This is my coming out party!
It's been a very long and very short five days. I know that makes no sense, something can't be long and short at the same time. It's like I've got two me's each pulling in a different direction, the "Yeah! I'm a non-smoker me" and the "Nicotine addict me". So yeah I actually have two perspectives on what the last five days have been like.
Yeah! I'm a non-smoker:
It feels great not to be a slave to the nicotine. My clothes, breath, car, and everything else I touch doesn't stink anymore. I love looking at my bank account now. In fact I check it several times a day. For one I don't see lots of "little" charges everyday for a pack of cigarettes. The other nice part is I actually have money in my account; I might not have to completely scrape by this month. I wish I could say I feel healthier, but I've been sick for the past week, and I think I have the quitting cough now too. I am also getting so much more work done around the house now that I don't have to constantly stop to smoke.

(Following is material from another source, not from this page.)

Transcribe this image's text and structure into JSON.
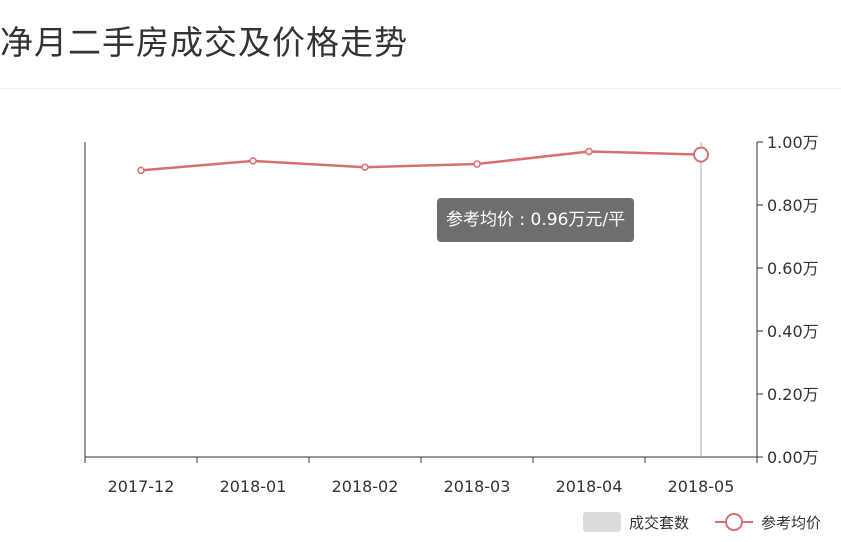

Day one was no problem, it almost never is. In fact day two went pretty well also. It was day three when I started feeling like a junkie who needs their fix. Everything reminded me of a cigarette, Everything. For the past few days I've been between feelings of agitation and melancholy. I keep trying to remind myself of all the good things, but the addict needs it's fix.
Either my family hasn't noticed or they're just not talking about it. I don't want to bring it up for fear of jinxing myself. I've been trying to stay busy, to keep the "nicotine addict" at bay. I must admit that even just writing about not smoking, makes me want to smoke. Thankfully my husband is quitting with me. We don't talk about it, but it helps to know that we're in it together.
I must admit being a non-smoker has had it's ups and downs, but I think I'm going to enjoy this life style.